Secondo lo studio “per ciò che riguarda le combustioni fisse gli elementi che regolano l’emissione di
PU sono principalmente la qualità del combustibile (si va dalla legna con emissioni importanti fino al
gas che mostra i valori più bassi) e l’esistenza di apparati per la rimozione del particolato fine che, in
presenza di filtri a manica, mostrano ottime prestazioni anche per le PU”. Questi filtri sono ovviamente
presenti nei termovalorizatori di ultima generazione insieme ad altri dispositivi di contenimento delle
emissioni.
Lo studio ha interessato i termovalorizzatori di Milano, Brescia e Bologna ed ha rilevato come “non esistano allo stato attuale elementi scientifici, né probanti né sospetti, per escludere a priori questa tecnica
di smaltimento e recupero di energia a causa del ruolo presunto delle emissioni sulle presenze atmosferiche del particolato fine e delle nanopolveri”.

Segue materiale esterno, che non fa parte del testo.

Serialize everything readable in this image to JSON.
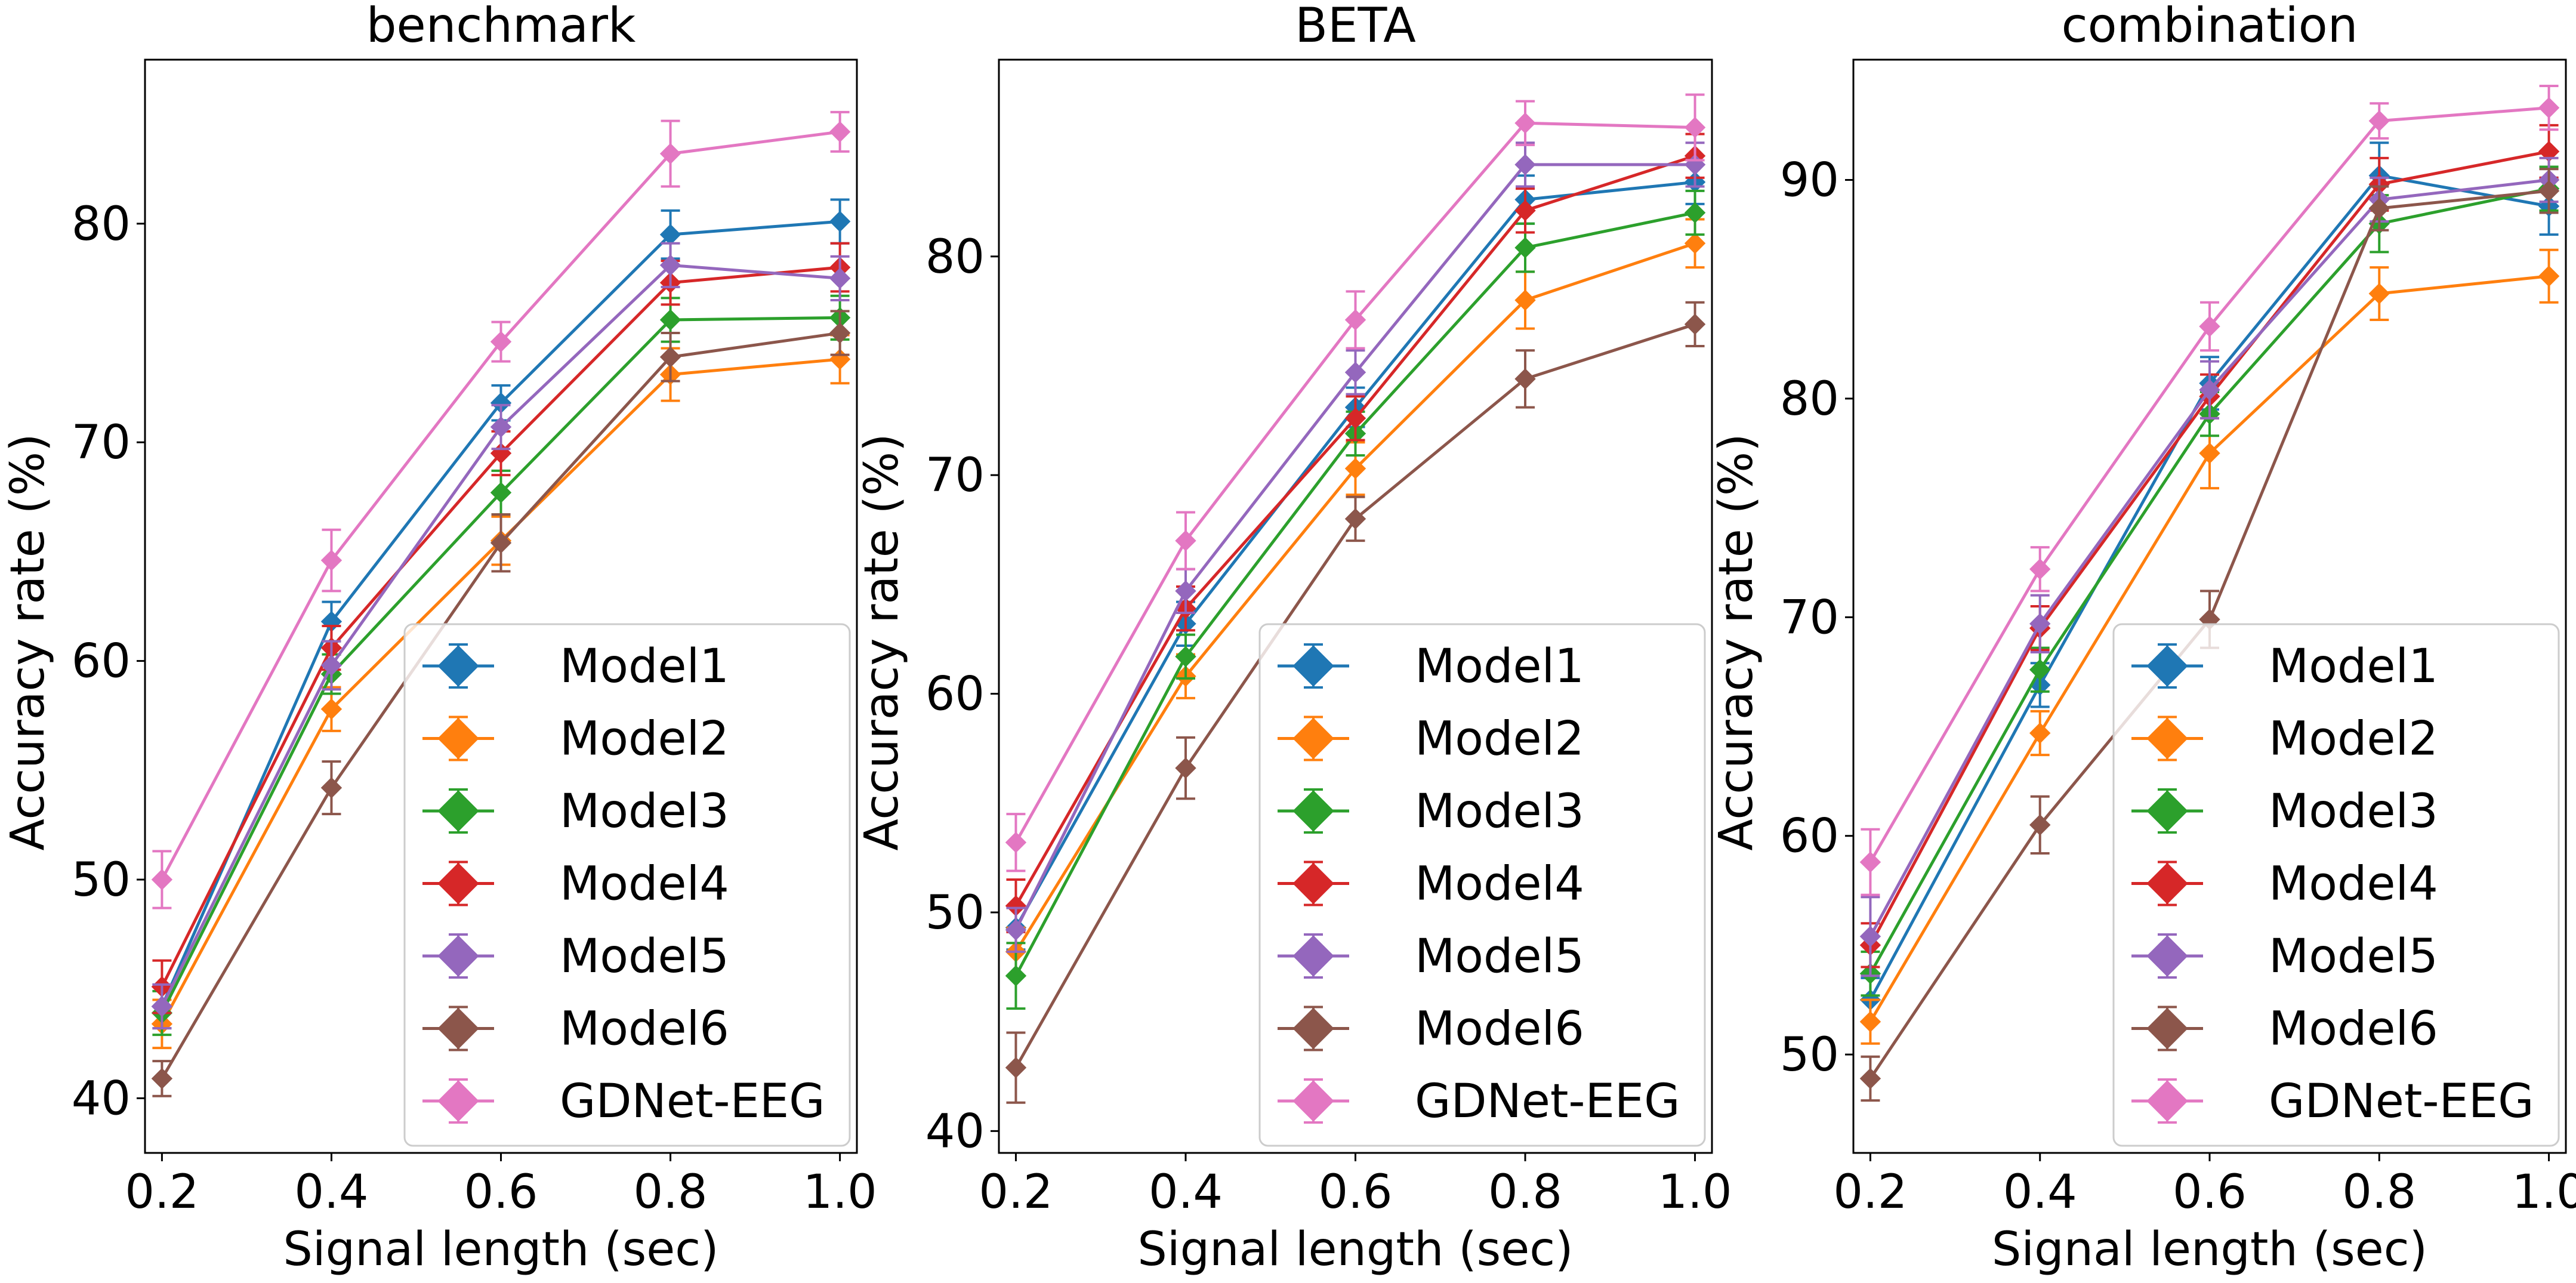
{
  "legend_labels": [
    "Model1",
    "Model2",
    "Model3",
    "Model4",
    "Model5",
    "Model6",
    "GDNet-EEG"
  ],
  "colors": {
    "Model1": "#1f77b4",
    "Model2": "#ff7f0e",
    "Model3": "#2ca02c",
    "Model4": "#d62728",
    "Model5": "#9467bd",
    "Model6": "#8c564b",
    "GDNet-EEG": "#e377c2"
  },
  "chart_data": [
    {
      "type": "line",
      "title": "benchmark",
      "xlabel": "Signal length (sec)",
      "ylabel": "Accuracy rate (%)",
      "x": [
        0.2,
        0.4,
        0.6,
        0.8,
        1.0
      ],
      "x_ticks": [
        "0.2",
        "0.4",
        "0.6",
        "0.8",
        "1.0"
      ],
      "xlim": [
        0.18,
        1.02
      ],
      "ylim": [
        37.5,
        87.5
      ],
      "y_ticks": [
        40,
        50,
        60,
        70,
        80
      ],
      "legend_position": "lower-right",
      "series": [
        {
          "name": "Model1",
          "values": [
            44.2,
            61.8,
            71.8,
            79.5,
            80.1
          ],
          "err": [
            1.0,
            0.9,
            0.8,
            1.1,
            1.0
          ]
        },
        {
          "name": "Model2",
          "values": [
            43.4,
            57.8,
            65.5,
            73.1,
            73.8
          ],
          "err": [
            1.1,
            1.0,
            1.1,
            1.2,
            1.1
          ]
        },
        {
          "name": "Model3",
          "values": [
            43.9,
            59.4,
            67.7,
            75.6,
            75.7
          ],
          "err": [
            1.0,
            0.9,
            1.0,
            1.0,
            1.0
          ]
        },
        {
          "name": "Model4",
          "values": [
            45.1,
            60.6,
            69.5,
            77.3,
            78.0
          ],
          "err": [
            1.2,
            1.0,
            1.0,
            1.0,
            1.1
          ]
        },
        {
          "name": "Model5",
          "values": [
            44.2,
            59.8,
            70.7,
            78.1,
            77.5
          ],
          "err": [
            1.0,
            1.1,
            1.0,
            1.0,
            1.0
          ]
        },
        {
          "name": "Model6",
          "values": [
            40.9,
            54.2,
            65.4,
            73.9,
            75.0
          ],
          "err": [
            0.8,
            1.2,
            1.3,
            1.1,
            1.0
          ]
        },
        {
          "name": "GDNet-EEG",
          "values": [
            50.0,
            64.6,
            74.6,
            83.2,
            84.2
          ],
          "err": [
            1.3,
            1.4,
            0.9,
            1.5,
            0.9
          ]
        }
      ]
    },
    {
      "type": "line",
      "title": "BETA",
      "xlabel": "Signal length (sec)",
      "ylabel": "Accuracy rate (%)",
      "x": [
        0.2,
        0.4,
        0.6,
        0.8,
        1.0
      ],
      "x_ticks": [
        "0.2",
        "0.4",
        "0.6",
        "0.8",
        "1.0"
      ],
      "xlim": [
        0.18,
        1.02
      ],
      "ylim": [
        39.0,
        89.0
      ],
      "y_ticks": [
        40,
        50,
        60,
        70,
        80
      ],
      "legend_position": "lower-right",
      "series": [
        {
          "name": "Model1",
          "values": [
            49.3,
            63.2,
            73.1,
            82.6,
            83.4
          ],
          "err": [
            1.0,
            1.0,
            0.9,
            1.1,
            1.0
          ]
        },
        {
          "name": "Model2",
          "values": [
            48.2,
            60.8,
            70.3,
            78.0,
            80.6
          ],
          "err": [
            1.1,
            1.0,
            1.2,
            1.3,
            1.1
          ]
        },
        {
          "name": "Model3",
          "values": [
            47.1,
            61.7,
            71.9,
            80.4,
            82.0
          ],
          "err": [
            1.5,
            1.0,
            1.0,
            1.1,
            1.0
          ]
        },
        {
          "name": "Model4",
          "values": [
            50.3,
            63.9,
            72.6,
            82.1,
            84.6
          ],
          "err": [
            1.2,
            1.0,
            1.0,
            1.0,
            1.0
          ]
        },
        {
          "name": "Model5",
          "values": [
            49.2,
            64.7,
            74.7,
            84.2,
            84.2
          ],
          "err": [
            1.0,
            1.0,
            1.0,
            1.0,
            1.0
          ]
        },
        {
          "name": "Model6",
          "values": [
            42.9,
            56.6,
            68.0,
            74.4,
            76.9
          ],
          "err": [
            1.6,
            1.4,
            1.0,
            1.3,
            1.0
          ]
        },
        {
          "name": "GDNet-EEG",
          "values": [
            53.2,
            67.0,
            77.1,
            86.1,
            85.9
          ],
          "err": [
            1.3,
            1.3,
            1.3,
            1.0,
            1.5
          ]
        }
      ]
    },
    {
      "type": "line",
      "title": "combination",
      "xlabel": "Signal length (sec)",
      "ylabel": "Accuracy rate (%)",
      "x": [
        0.2,
        0.4,
        0.6,
        0.8,
        1.0
      ],
      "x_ticks": [
        "0.2",
        "0.4",
        "0.6",
        "0.8",
        "1.0"
      ],
      "xlim": [
        0.18,
        1.02
      ],
      "ylim": [
        45.5,
        95.5
      ],
      "y_ticks": [
        50,
        60,
        70,
        80,
        90
      ],
      "legend_position": "lower-right",
      "series": [
        {
          "name": "Model1",
          "values": [
            52.5,
            66.9,
            80.7,
            90.2,
            88.8
          ],
          "err": [
            1.0,
            1.0,
            1.2,
            1.5,
            1.3
          ]
        },
        {
          "name": "Model2",
          "values": [
            51.5,
            64.7,
            77.5,
            84.8,
            85.6
          ],
          "err": [
            1.0,
            1.0,
            1.6,
            1.2,
            1.2
          ]
        },
        {
          "name": "Model3",
          "values": [
            53.7,
            67.6,
            79.3,
            88.0,
            89.6
          ],
          "err": [
            1.0,
            1.0,
            1.0,
            1.3,
            1.0
          ]
        },
        {
          "name": "Model4",
          "values": [
            55.0,
            69.5,
            80.1,
            89.8,
            91.3
          ],
          "err": [
            1.0,
            1.0,
            1.0,
            1.2,
            1.2
          ]
        },
        {
          "name": "Model5",
          "values": [
            55.4,
            69.7,
            80.4,
            89.1,
            90.0
          ],
          "err": [
            1.8,
            1.3,
            1.3,
            1.0,
            1.0
          ]
        },
        {
          "name": "Model6",
          "values": [
            48.9,
            60.5,
            69.9,
            88.7,
            89.5
          ],
          "err": [
            1.0,
            1.3,
            1.3,
            1.0,
            1.0
          ]
        },
        {
          "name": "GDNet-EEG",
          "values": [
            58.8,
            72.2,
            83.3,
            92.7,
            93.3
          ],
          "err": [
            1.5,
            1.0,
            1.1,
            0.8,
            1.0
          ]
        }
      ]
    }
  ]
}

“Ferma restando” prosegue lo studio “la doverosa attenzione al ruolo ambientale del particolato ultrafine ed ai suoi componenti, dall’analisi delle implicazioni tossicologiche degli studi nel settore non emergono indicazioni di rischi particolari attribuibili alle PUF provenienti da combustione dei rifiuti, purché
in linea con la migliore tecnologia disponibile”.

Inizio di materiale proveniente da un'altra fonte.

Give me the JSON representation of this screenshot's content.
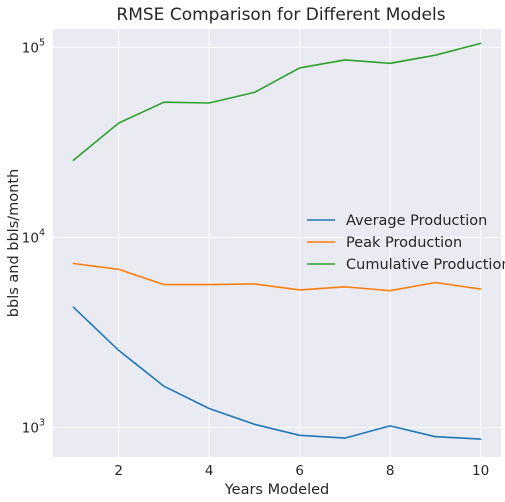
{
  "chart_data": {
    "type": "line",
    "title": "RMSE Comparison for Different Models",
    "xlabel": "Years Modeled",
    "ylabel": "bbls and bbls/month",
    "y_scale": "log",
    "xlim": [
      0.55,
      10.45
    ],
    "ylim": [
      700,
      125000
    ],
    "x_ticks": [
      2,
      4,
      6,
      8,
      10
    ],
    "y_ticks": [
      {
        "value": 1000,
        "base": "10",
        "exp": "3"
      },
      {
        "value": 10000,
        "base": "10",
        "exp": "4"
      },
      {
        "value": 100000,
        "base": "10",
        "exp": "5"
      }
    ],
    "grid": true,
    "legend_position": "center-right",
    "x": [
      1,
      2,
      3,
      4,
      5,
      6,
      7,
      8,
      9,
      10
    ],
    "series": [
      {
        "name": "Average Production",
        "color": "#1f77b4",
        "values": [
          4300,
          2550,
          1650,
          1260,
          1040,
          910,
          880,
          1020,
          895,
          870
        ]
      },
      {
        "name": "Peak Production",
        "color": "#ff7f0e",
        "values": [
          7300,
          6800,
          5650,
          5650,
          5700,
          5300,
          5500,
          5250,
          5800,
          5350
        ]
      },
      {
        "name": "Cumulative Production",
        "color": "#2ca02c",
        "values": [
          25500,
          40000,
          51500,
          51000,
          58000,
          78000,
          86000,
          82500,
          91000,
          105000
        ]
      }
    ]
  }
}
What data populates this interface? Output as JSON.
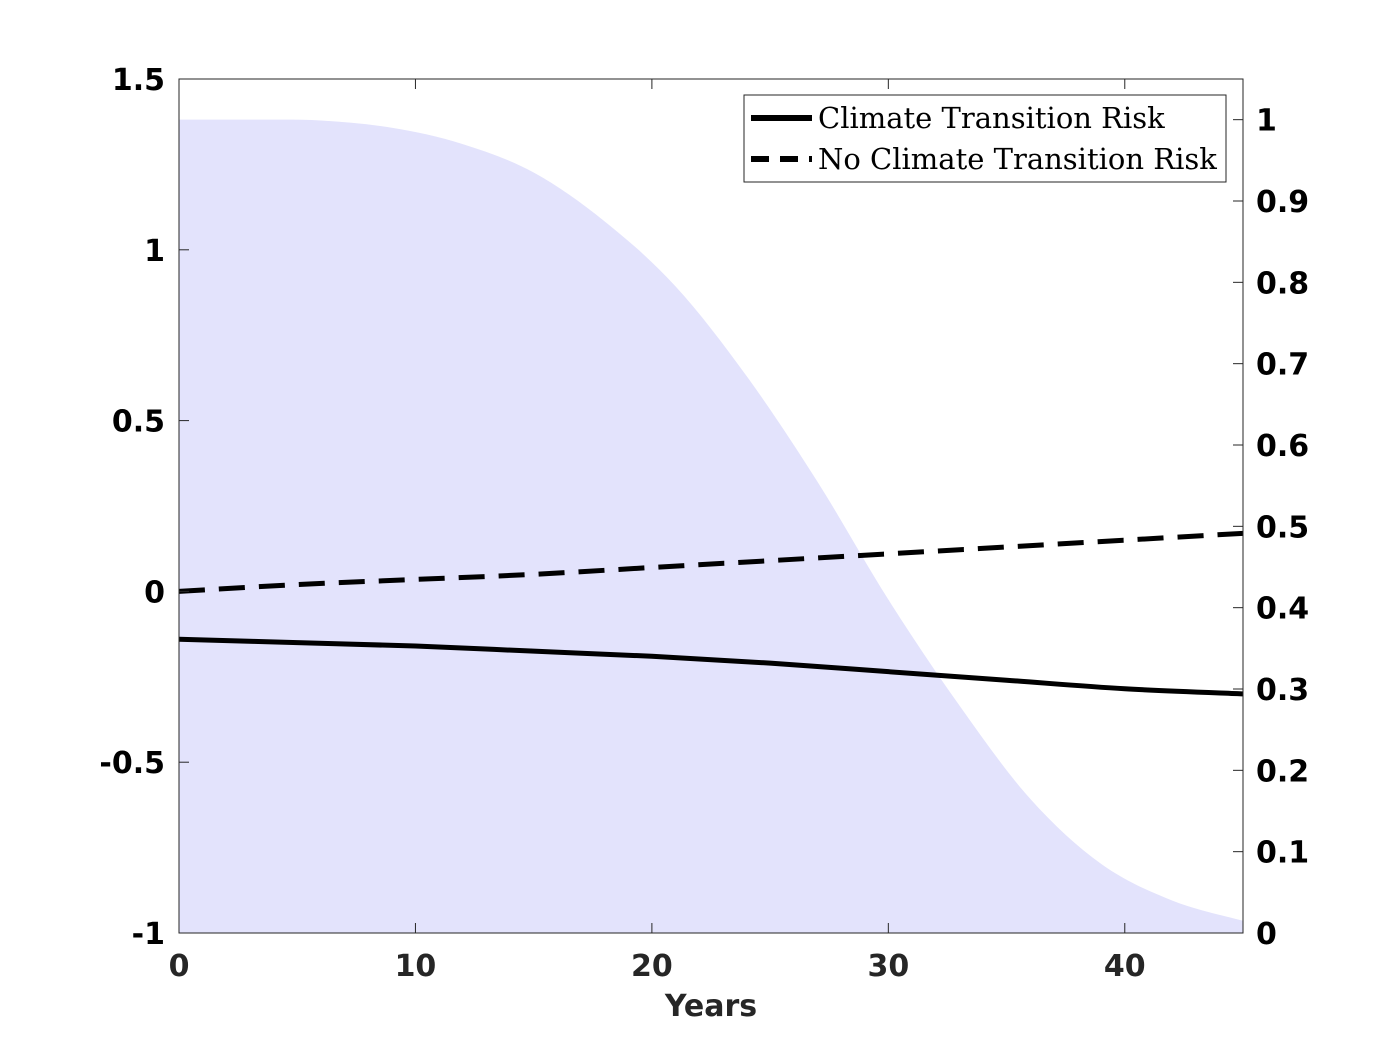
{
  "chart_data": {
    "type": "line",
    "title": "",
    "xlabel": "Years",
    "ylabel": "",
    "y2label": "",
    "xlim": [
      0,
      45
    ],
    "ylim": [
      -1,
      1.5
    ],
    "y2lim": [
      0,
      1.05
    ],
    "xticks": [
      "0",
      "10",
      "20",
      "30",
      "40"
    ],
    "yticks": [
      "-1",
      "-0.5",
      "0",
      "0.5",
      "1",
      "1.5"
    ],
    "y2ticks": [
      "0",
      "0.1",
      "0.2",
      "0.3",
      "0.4",
      "0.5",
      "0.6",
      "0.7",
      "0.8",
      "0.9",
      "1"
    ],
    "legend_position": "top-right",
    "grid": false,
    "series": [
      {
        "name": "Climate Transition Risk",
        "style": "solid",
        "color": "#000000",
        "axis": "left",
        "x": [
          0,
          5,
          10,
          15,
          20,
          25,
          30,
          35,
          40,
          45
        ],
        "values": [
          -0.14,
          -0.15,
          -0.16,
          -0.175,
          -0.19,
          -0.21,
          -0.235,
          -0.26,
          -0.285,
          -0.3
        ]
      },
      {
        "name": "No Climate Transition Risk",
        "style": "dashed",
        "color": "#000000",
        "axis": "left",
        "x": [
          0,
          5,
          10,
          15,
          20,
          25,
          30,
          35,
          40,
          45
        ],
        "values": [
          0.0,
          0.02,
          0.035,
          0.05,
          0.07,
          0.09,
          0.11,
          0.13,
          0.15,
          0.17
        ]
      }
    ],
    "area": {
      "axis": "right",
      "color": "#e3e3fc",
      "x": [
        0,
        3,
        6,
        9,
        12,
        15,
        18,
        21,
        24,
        27,
        30,
        33,
        36,
        39,
        42,
        45
      ],
      "values": [
        1.0,
        1.0,
        0.999,
        0.99,
        0.97,
        0.935,
        0.875,
        0.795,
        0.685,
        0.555,
        0.41,
        0.28,
        0.165,
        0.085,
        0.04,
        0.015
      ]
    }
  }
}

In ogni caso, con riferimento all’impianto di Manfredonia, anche questa problematica non riveste alcun interesse particolare sotto il profilo dell’impatto sanitario, perché la localizzazione della centrale
– lontana da ogni centro abitato, in un comprensorio caratterizzato da una presenza estremamente
limitata di popolazione – non può che determinare una irrilevante contaminazione ambientale da
cui deriverebbe un potenziale ed eventuale contributo all’esposizione generale della popolazione
del tutto negligibile rispetto al fondo esistente, privando quindi di ogni significato quei livelli di
inquinamento eventualmente riconducibili all’esercizio dell’impianto.